[MLton] latest benchmarks

Wed Jun 20 09:15:04 PDT 2007

I've merged the x86_64 branch into trunk.  Since the previous 
announcement of the experimental release, there were only two minor bugs 
reported:
  1) Bug with -align 8 on x86_64
  2) Inconsistent behavior with -const 'MLton.detectOverflow false'
These have both been fixed, and I'm pretty happy with the state of the 
x86_64 port.

I ran the benchmark suite to compare the last public release to the 
current trunk.  It is a bit of an apples-to-oranges comparison, since I 
ran the benchmarks on an AMD Opteron (64-bit) system.  So, the 20051205 
compiler (and its resulting executables) are running in 32-bit mode, 
while the trunk compiler (and its resulting executables) are running in 
64-bit mode.

[BTW, it would be nice if someone could run a corresponding benchmark 
suite on a 32-bit system, for a more apples-to-apples comparison.]

You can see all of the results at:
http://mlton.org/cgi-bin/viewsvn.cgi/*checkout*/mlton/trunk/doc/x86_64-port-notes/bench-20070619.txt?rev=5659

Some of the highlights:

* Benchmarks were run on a uni-core, dual-processor AMD Opteron 2.0GHz, 
8GB Memory, Fedora Core 6 machine (with gcc version 4.1.1 and linux 
version 2.6.20 (x86_64)).

* compile time and code size is up across the board on trunk vs 
20051205.  I suspect that part of the code size increase can be 
attributed to the comparison of 32-bit executables to 64-bit 
executables.  Any 64-bit operation requires an additional 8bit 
instruction prefix (as do 32-bit ops that touch the extended register 
set).  Compile time is probably partly explained by the bigger Basis 
Library implementation (increasing elaboration time and carrying more 
code through early optimizations), and partly by the fact that the trunk 
compiler is executing a little slower than the 20051205 compiler.

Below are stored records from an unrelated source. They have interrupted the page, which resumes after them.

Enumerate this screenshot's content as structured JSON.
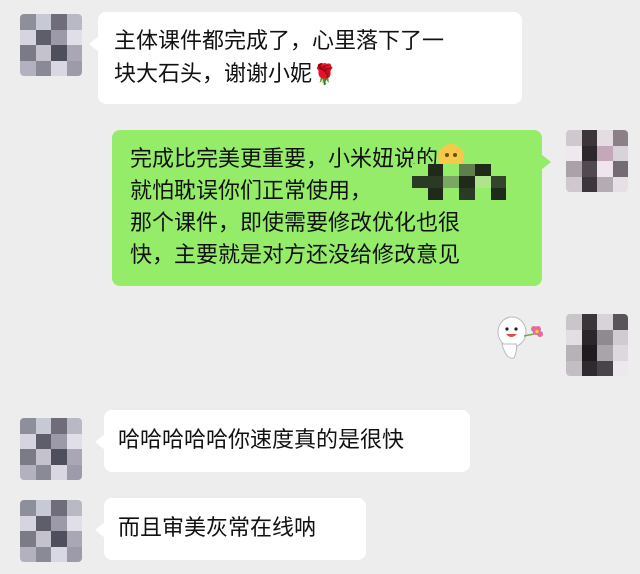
{
  "messages": [
    {
      "side": "left",
      "lines": [
        "主体课件都完成了，心里落下了一",
        "块大石头，谢谢小妮"
      ],
      "emoji": "rose-icon"
    },
    {
      "side": "right",
      "lines": [
        "完成比完美更重要，小米妞说的",
        "就怕耽误你们正常使用，",
        "那个课件，即使需要修改优化也很",
        "快，主要就是对方还没给修改意见"
      ],
      "emoji": "grin-face-icon"
    },
    {
      "side": "right",
      "sticker": "flower-sticker"
    },
    {
      "side": "left",
      "lines": [
        "哈哈哈哈哈你速度真的是很快"
      ]
    },
    {
      "side": "left",
      "lines": [
        "而且审美灰常在线呐"
      ]
    }
  ],
  "colors": {
    "background": "#EDEDED",
    "bubble_left": "#FFFFFF",
    "bubble_right": "#95EC69"
  }
}
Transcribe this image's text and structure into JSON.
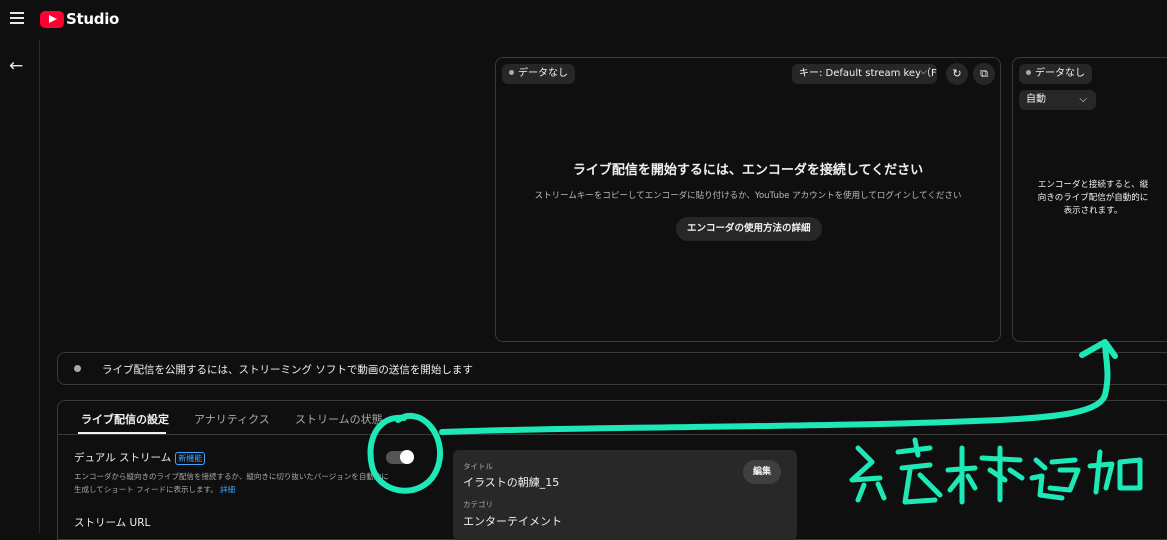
{
  "app": {
    "logo_text": "Studio",
    "brand_color": "#ff0033"
  },
  "stream_panel": {
    "status": "データなし",
    "key_select": "キー: Default stream key（F",
    "title": "ライブ配信を開始するには、エンコーダを接続してください",
    "subtitle": "ストリームキーをコピーしてエンコーダに貼り付けるか、YouTube アカウントを使用してログインしてください",
    "help_button": "エンコーダの使用方法の詳細"
  },
  "vertical_panel": {
    "status": "データなし",
    "mode_select": "自動",
    "message_lines": [
      "エンコーダと接続すると、縦",
      "向きのライブ配信が自動的に",
      "表示されます。"
    ]
  },
  "banner": {
    "text": "ライブ配信を公開するには、ストリーミング ソフトで動画の送信を開始します"
  },
  "tabs": [
    "ライブ配信の設定",
    "アナリティクス",
    "ストリームの状態"
  ],
  "settings": {
    "dual_stream_label": "デュアル ストリーム",
    "new_badge": "新機能",
    "dual_stream_desc_1": "エンコーダから縦向きのライブ配信を接続するか、縦向きに切り抜いたバージョンを自動的に",
    "dual_stream_desc_2": "生成してショート フィードに表示します。",
    "details_link": "詳細",
    "stream_url_label": "ストリーム URL",
    "toggle_state": "on"
  },
  "info_card": {
    "title_label": "タイトル",
    "title_value": "イラストの朝練_15",
    "category_label": "カテゴリ",
    "category_value": "エンターテイメント",
    "edit_button": "編集"
  },
  "annotation": {
    "handwritten_text": "縦枠追加",
    "color": "#1de9b6"
  }
}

* recent versions of gcc are doing fairly well with the C code.  (Note 
that using -codegen c with 20051205 uses the version of gcc on the host 
machine.)  Indeed, the flat-array.sml benchmark needs to be revised, as 
gcc recognizes that the inner loop is pure (Overflow exceptions are 
handled within the loop) and unused.  The SSA{,2} optimizer should also 
discover that the loop may be optimized, but that is another issue.
GCC also does fairly well on the checksum benchmark with 20051205, 
though it does horribly on the checksum benchmark with trunk.
I suspect that the later behavior is due to the fact that on x86_64, 
sequences (arrays/vectors) are indexed by 64-bit integers in the 
primitive operations (sub, update, etc), but indexed by 32-bit integers 
in the user code (Array.sub, Array.update, etc. since Int.int 
corresponds to Int32.int).  Hence, there are quite a few 64/32 
conversions going on.

* I note that with both native codegens and C codegens, with both 
20051205 and trunk, that -align 8 often has a positive impact on 
runtime, and rarely has a significant negative impact.  This might be 
due to the Opteron memory system.  Aligned reads probably help most on 
Real64 intensive benchmarks.

* The amd64 codegen is doing alright as compared to the x86 codegen.  I 
see at most a factor of 2 slowdown, and a few speedups.  Again, I'm not 
sure what real conclusions can be drawn.  Some slowdowns are going to be 
due to the changes to the runtime and Basis Library since 20051205; to 
isolate those, I need a comparison of 20051205 to trunk on a 32-bit 
system.  Some slowdowns are probably going to be due to the sequence 
indexing discussed above.